Generating Multi-label Discrete Patient Records using Generative Adversarial Networks (1703.06490v3)

Abstract: Access to electronic health record (EHR) data has motivated computational advances in medical research. However, various concerns, particularly over privacy, can limit access to and collaborative use of EHR data. Sharing synthetic EHR data could mitigate risk. In this paper, we propose a new approach, medical Generative Adversarial Network (medGAN), to generate realistic synthetic patient records. Based on input real patient records, medGAN can generate high-dimensional discrete variables (e.g., binary and count features) via a combination of an autoencoder and generative adversarial networks. We also propose minibatch averaging to efficiently avoid mode collapse, and increase the learning efficiency with batch normalization and shortcut connections. To demonstrate feasibility, we showed that medGAN generates synthetic patient records that achieve comparable performance to real data on many experiments including distribution statistics, predictive modeling tasks and a medical expert review. We also empirically observe a limited privacy risk in both identity and attribute disclosure using medGAN.

Overview of medGAN: Generating Synthetic Patient Records

The paper presents an innovative approach to generating synthetic electronic health records (EHR) using a Generative Adversarial Network model named medGAN. This approach addresses the challenge of generating realistic, high-dimensional, and multi-label discrete patient records while maintaining privacy. With the increasing need for medical data in computational research amidst privacy concerns, medGAN offers a potential solution for researchers by generating synthetic, yet realistic, patient data.
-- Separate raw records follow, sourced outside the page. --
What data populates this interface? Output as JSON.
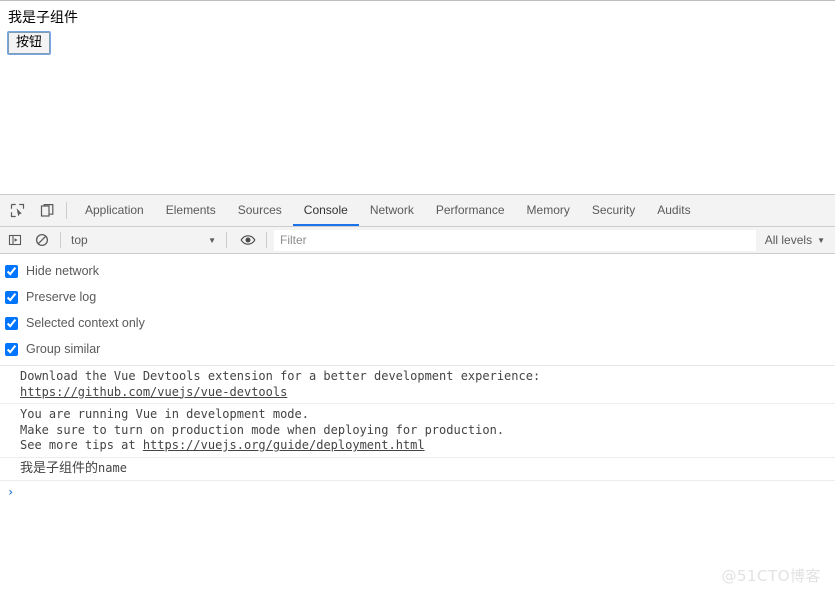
{
  "page": {
    "heading": "我是子组件",
    "button_label": "按钮"
  },
  "devtools": {
    "tabs": [
      {
        "label": "Application",
        "active": false
      },
      {
        "label": "Elements",
        "active": false
      },
      {
        "label": "Sources",
        "active": false
      },
      {
        "label": "Console",
        "active": true
      },
      {
        "label": "Network",
        "active": false
      },
      {
        "label": "Performance",
        "active": false
      },
      {
        "label": "Memory",
        "active": false
      },
      {
        "label": "Security",
        "active": false
      },
      {
        "label": "Audits",
        "active": false
      }
    ],
    "tab_icons": {
      "inspect": "inspect-element-icon",
      "device": "device-toolbar-icon"
    },
    "toolbar": {
      "sidebar_toggle_icon": "console-sidebar-icon",
      "clear_icon": "clear-console-icon",
      "context": "top",
      "context_caret": "▼",
      "eye_icon": "live-expression-eye-icon",
      "filter_placeholder": "Filter",
      "filter_value": "",
      "levels_label": "All levels",
      "levels_caret": "▼"
    },
    "settings": [
      {
        "label": "Hide network",
        "checked": true
      },
      {
        "label": "Preserve log",
        "checked": true
      },
      {
        "label": "Selected context only",
        "checked": true
      },
      {
        "label": "Group similar",
        "checked": true
      }
    ],
    "messages": [
      {
        "id": "vue-devtools-tip",
        "line1": "Download the Vue Devtools extension for a better development experience:",
        "link": "https://github.com/vuejs/vue-devtools"
      },
      {
        "id": "vue-dev-mode-warning",
        "line1": "You are running Vue in development mode.",
        "line2": "Make sure to turn on production mode when deploying for production.",
        "line3_prefix": "See more tips at ",
        "line3_link": "https://vuejs.org/guide/deployment.html"
      },
      {
        "id": "app-log",
        "cn_text": "我是子组件的",
        "mono_text": "name"
      }
    ],
    "prompt": {
      "caret": "›",
      "value": ""
    }
  },
  "watermark": {
    "text": "@51CTO博客"
  },
  "colors": {
    "accent": "#1a73e8",
    "toolbar_bg": "#f3f3f3",
    "border": "#cdcdcd",
    "text": "#5a5a5a",
    "prompt_caret": "#2f7de1",
    "watermark": "#e2e2e2"
  }
}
Key Contributions and Methodology

The primary contribution of this paper lies in the development of medGAN, which effectively uses a combination of an autoencoder and a GAN framework. This method aims to overcome limitations in utility and realism associated with previous synthetic data generation strategies. The paper highlights several advancements:

1. Handling Discrete Variables: medGAN is particularly designed to handle both binary and count variable types found in EHRs. Unlike traditional GANs, which are suited for continuous data, medGAN processes high-dimensional discrete variables which include diagnosis and treatment codes.
2. Autoencoder Integration: The incorporation of an autoencoder is crucial. It learns salient features of the discrete data, facilitating the generator in producing realistic data that can later be decoded into discrete outputs.
3. Minibatch Averaging: This technique is introduced to counter mode collapse, a common issue in GANs where the generator produces a limited variety of outputs. Minibatch averaging provides robust statistical information across samples, enabling more diverse and realistic outputs.
4. Enhanced Learning Efficiency: By integrating batch normalization and shortcut connections within the generator network, medGAN achieves improved learning efficiency and stability.

Experimental Evaluations

The paper rigorously evaluates the performance of medGAN on real-world datasets. Key experiments include:

• Dimension-wise Probability and Prediction: Using datasets from Sutter Health and MIMIC-III, medGAN’s generated data are benchmarked against actual patient data on tasks such as distribution statistics and predictive accuracy. The results demonstrate that medGAN effectively captures both independent and interdependent relationships between medical records.
• Qualitative Expert Review: A medical expert's assessment of synthetic records further supports the perceived realism of medGAN-generated data, showcasing its potential credibility for practical use in research.
• Privacy Risk Assessment: The paper analyzes medGAN's ability to mitigate risks in identity and attribute disclosures. The results indicate a low risk of information leakage, suggesting medGAN’s efficacy in protecting patient privacy while generating useful synthetic data.

Implications and Future Directions

medGAN presents significant implications for both privacy preservation and research utility. By enabling accessible yet protected synthetic data generation, it facilitates data-driven research advancements without compromising individual privacy—critical in domains requiring sensitive data like healthcare.

Future advancements could explore longitudinal data generation, thereby paving the way for more dynamic and temporal analyses in medical research applications. Incorporating multi-modal data types, such as lab results and textual data, might enhance the robustness and applicability of medGAN.

In conclusion, medGAN represents a valuable tool for advancing medical research while safeguarding patient privacy. Its dual focus on empirical rigor and practical relevance positions it as a notable contribution to the field of synthetic data generation.